Users can explore the connections between investors and investees in a variety of ways.
The matrix is presented in three main pages: an interactive web showing the various deals connecting countries around the world and two maps showing investor and target countries and a summary of land deals by region. There are also infographics illustrating the top 10 target countries, the countries where the most and least amount of data is available, and the total ratio of crop breakdowns by continent. All of these are updated as more information is added to the database.
The different tools help tease out different kinds of information, while the interactive format keeps you from being overwhelmed by numbers. For example, the maps show that of the 121 land acquisitions accounted for in India (at press time), 95 are by domestic companies, and most of India’s international acquisitions are located in East Africa.

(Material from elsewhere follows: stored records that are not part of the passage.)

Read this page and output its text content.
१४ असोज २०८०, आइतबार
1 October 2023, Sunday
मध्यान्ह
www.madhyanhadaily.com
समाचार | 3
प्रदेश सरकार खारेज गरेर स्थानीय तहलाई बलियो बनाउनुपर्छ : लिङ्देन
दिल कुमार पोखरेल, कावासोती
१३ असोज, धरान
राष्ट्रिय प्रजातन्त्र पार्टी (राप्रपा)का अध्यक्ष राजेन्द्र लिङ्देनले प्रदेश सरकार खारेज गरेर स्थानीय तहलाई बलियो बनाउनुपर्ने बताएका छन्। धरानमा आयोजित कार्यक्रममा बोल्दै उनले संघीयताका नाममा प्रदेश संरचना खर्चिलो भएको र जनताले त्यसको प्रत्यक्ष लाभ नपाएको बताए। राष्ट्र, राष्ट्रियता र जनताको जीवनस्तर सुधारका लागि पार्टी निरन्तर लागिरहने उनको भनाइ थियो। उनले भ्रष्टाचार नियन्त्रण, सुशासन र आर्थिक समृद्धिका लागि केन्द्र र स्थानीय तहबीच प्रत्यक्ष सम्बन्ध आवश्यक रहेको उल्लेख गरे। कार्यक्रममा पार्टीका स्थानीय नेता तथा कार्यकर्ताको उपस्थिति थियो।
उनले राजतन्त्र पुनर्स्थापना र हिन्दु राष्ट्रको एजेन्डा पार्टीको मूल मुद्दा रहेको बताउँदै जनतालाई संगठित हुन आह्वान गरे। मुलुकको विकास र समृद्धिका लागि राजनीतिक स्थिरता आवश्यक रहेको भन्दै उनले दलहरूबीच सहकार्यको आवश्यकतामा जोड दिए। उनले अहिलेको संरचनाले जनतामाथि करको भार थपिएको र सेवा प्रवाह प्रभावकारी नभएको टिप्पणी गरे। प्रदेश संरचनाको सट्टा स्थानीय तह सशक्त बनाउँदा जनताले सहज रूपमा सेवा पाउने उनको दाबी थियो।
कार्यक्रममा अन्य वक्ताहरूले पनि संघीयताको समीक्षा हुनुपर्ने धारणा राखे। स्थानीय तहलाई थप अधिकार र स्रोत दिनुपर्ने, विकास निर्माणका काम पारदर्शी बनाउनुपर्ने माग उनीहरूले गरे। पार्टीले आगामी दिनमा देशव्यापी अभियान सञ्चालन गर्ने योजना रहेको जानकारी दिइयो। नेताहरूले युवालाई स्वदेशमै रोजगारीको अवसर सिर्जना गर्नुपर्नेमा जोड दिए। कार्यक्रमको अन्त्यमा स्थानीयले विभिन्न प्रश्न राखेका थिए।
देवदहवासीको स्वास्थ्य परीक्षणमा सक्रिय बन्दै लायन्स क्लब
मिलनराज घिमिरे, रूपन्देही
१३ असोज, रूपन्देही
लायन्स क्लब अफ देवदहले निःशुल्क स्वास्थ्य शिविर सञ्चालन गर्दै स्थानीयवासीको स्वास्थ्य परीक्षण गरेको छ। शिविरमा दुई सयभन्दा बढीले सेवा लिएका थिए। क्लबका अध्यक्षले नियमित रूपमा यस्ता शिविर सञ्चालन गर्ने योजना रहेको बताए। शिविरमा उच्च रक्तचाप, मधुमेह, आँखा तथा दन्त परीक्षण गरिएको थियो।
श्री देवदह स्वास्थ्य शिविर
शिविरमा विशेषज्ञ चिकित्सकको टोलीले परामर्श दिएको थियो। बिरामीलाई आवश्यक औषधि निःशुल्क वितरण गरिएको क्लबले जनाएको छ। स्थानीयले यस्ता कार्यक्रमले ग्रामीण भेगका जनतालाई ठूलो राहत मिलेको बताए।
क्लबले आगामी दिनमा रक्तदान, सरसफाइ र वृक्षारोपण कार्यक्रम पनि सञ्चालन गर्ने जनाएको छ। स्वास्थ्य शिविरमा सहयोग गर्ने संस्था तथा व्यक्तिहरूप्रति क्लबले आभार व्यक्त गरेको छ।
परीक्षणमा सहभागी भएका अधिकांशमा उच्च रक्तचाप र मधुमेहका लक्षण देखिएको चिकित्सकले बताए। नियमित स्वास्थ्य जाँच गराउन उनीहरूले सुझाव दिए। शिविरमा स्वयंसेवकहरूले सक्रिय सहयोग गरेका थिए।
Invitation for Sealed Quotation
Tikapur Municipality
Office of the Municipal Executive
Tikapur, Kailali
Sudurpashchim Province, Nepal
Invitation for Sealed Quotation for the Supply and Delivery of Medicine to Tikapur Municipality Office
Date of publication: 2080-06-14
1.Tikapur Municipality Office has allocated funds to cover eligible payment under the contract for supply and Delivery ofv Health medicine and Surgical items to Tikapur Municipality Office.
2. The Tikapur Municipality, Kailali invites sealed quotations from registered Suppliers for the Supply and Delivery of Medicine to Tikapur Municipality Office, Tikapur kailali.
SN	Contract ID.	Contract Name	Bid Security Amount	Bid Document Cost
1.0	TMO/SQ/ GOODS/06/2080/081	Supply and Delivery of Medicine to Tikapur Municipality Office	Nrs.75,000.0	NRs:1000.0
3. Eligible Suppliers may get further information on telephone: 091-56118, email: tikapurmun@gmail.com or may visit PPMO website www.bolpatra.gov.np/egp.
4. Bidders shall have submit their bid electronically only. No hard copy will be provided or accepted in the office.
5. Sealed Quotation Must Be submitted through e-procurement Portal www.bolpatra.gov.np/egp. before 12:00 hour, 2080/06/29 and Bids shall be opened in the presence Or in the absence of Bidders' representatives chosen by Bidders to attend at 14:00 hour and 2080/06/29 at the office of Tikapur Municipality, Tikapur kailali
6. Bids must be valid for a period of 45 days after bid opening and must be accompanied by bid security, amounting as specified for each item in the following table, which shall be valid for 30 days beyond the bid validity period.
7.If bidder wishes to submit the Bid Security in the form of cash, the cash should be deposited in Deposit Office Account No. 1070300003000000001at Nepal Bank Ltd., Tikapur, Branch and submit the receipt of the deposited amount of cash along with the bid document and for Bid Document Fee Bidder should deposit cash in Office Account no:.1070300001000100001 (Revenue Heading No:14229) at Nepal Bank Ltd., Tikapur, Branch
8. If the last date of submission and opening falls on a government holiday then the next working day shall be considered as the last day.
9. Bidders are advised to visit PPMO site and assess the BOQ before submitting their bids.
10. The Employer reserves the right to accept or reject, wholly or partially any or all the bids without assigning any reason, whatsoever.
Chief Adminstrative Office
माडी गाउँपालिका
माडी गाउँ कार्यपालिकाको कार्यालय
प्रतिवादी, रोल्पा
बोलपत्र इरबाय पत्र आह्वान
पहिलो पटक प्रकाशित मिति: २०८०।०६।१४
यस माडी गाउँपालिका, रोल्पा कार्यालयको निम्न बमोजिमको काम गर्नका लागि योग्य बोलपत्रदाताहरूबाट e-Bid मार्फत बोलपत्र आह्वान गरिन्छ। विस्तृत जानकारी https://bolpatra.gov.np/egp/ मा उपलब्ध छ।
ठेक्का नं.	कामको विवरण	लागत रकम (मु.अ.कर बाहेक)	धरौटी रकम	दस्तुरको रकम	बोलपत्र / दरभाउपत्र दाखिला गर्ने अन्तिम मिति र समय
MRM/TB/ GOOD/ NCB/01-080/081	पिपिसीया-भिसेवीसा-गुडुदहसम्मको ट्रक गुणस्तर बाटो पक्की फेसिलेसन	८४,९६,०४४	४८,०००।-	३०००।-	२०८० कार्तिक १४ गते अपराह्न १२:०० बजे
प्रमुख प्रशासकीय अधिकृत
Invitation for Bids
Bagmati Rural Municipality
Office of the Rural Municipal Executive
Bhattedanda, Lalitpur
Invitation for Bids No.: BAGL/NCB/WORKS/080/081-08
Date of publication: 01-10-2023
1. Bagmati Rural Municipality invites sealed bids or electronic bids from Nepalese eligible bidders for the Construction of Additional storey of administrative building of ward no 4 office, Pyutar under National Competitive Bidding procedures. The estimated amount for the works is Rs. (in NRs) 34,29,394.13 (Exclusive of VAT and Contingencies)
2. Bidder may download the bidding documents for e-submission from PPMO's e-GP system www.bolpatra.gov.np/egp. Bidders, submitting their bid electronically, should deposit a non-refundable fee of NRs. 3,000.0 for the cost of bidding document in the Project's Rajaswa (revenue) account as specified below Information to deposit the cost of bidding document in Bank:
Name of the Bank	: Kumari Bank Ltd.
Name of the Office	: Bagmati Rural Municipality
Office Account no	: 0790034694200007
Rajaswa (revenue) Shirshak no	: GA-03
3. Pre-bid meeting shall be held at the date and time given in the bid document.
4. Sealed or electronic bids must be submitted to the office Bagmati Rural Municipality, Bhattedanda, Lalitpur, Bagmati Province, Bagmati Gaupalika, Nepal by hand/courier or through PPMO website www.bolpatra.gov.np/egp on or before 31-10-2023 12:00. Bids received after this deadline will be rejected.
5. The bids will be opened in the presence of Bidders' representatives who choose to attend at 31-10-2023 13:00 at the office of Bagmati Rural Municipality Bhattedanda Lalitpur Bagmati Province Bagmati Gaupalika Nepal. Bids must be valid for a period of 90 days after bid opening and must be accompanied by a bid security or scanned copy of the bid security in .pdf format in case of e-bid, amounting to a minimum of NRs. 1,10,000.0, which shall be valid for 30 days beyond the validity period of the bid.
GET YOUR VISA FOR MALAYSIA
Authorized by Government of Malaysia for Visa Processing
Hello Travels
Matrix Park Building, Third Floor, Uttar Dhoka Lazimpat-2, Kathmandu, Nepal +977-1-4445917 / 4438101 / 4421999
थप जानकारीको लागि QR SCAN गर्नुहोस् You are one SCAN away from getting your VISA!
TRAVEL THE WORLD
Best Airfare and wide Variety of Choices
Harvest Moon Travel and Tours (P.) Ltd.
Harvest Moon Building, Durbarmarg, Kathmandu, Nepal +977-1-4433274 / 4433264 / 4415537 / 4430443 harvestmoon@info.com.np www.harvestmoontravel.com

Other data provides insight into the drivers behind land acquisition. While most land is used for agriculture, the investment by sector page shows that not all the deals are related to food. Some crops, like jatropha, are used primarily to produce biofuels; rubber is another commonly produced non-food crop. Others, like corn, sugarcane, and soy, can be used either for food or biofuels which makes delineating the drivers of land acquisition difficult.
From most to least, forestry, industry, mining, livestock, tourism, renewable energy, and conservation also account for a small portion of deals.
“Un-Transparent” By Nature
The Land Matrix does offer caution regarding the reliability of its data for several reasons.
First, since land deals are “un-transparent” by nature, any index will be incomplete and may contain errors. It also notes that some countries may be overrepresented. Peru’s open data policy may make it appear to have proportionally more deals than other countries in the region, for example. Similarly, interest in Africa may mean that deals in African target countries are documented more frequently than those in other regions.
Second, because of its open source nature, not all of the data is from verifiable sources, and the website is still undergoing updates and upgrades (it’s still in beta, as the header says).
For those interested in greater detail regarding the causes and consequences of these land deals, the Land Matrix Partnership provides a synthesis of the results of the database and other key research, by Ward Anseeuw, Mathieu Boche, Thomas Breu, Markus Giger, Jann Lay, Peter Messerli, and Kerstin Nolte. (And of course, there’s also The Global Farms Race, from the Wilson Center’s own Michael Kugelman and Susan Levenstein.)
Though the Land Matrix provides an extensive amount of data, it is far from a comprehensive look at global land grabs. Nor is it intended to be; it is a “tool that facilitates an on-going discussion,” as the website puts it. But the matrix could play a valuable role in illustrating the flows of money and produce in a complex and murky set of relationships.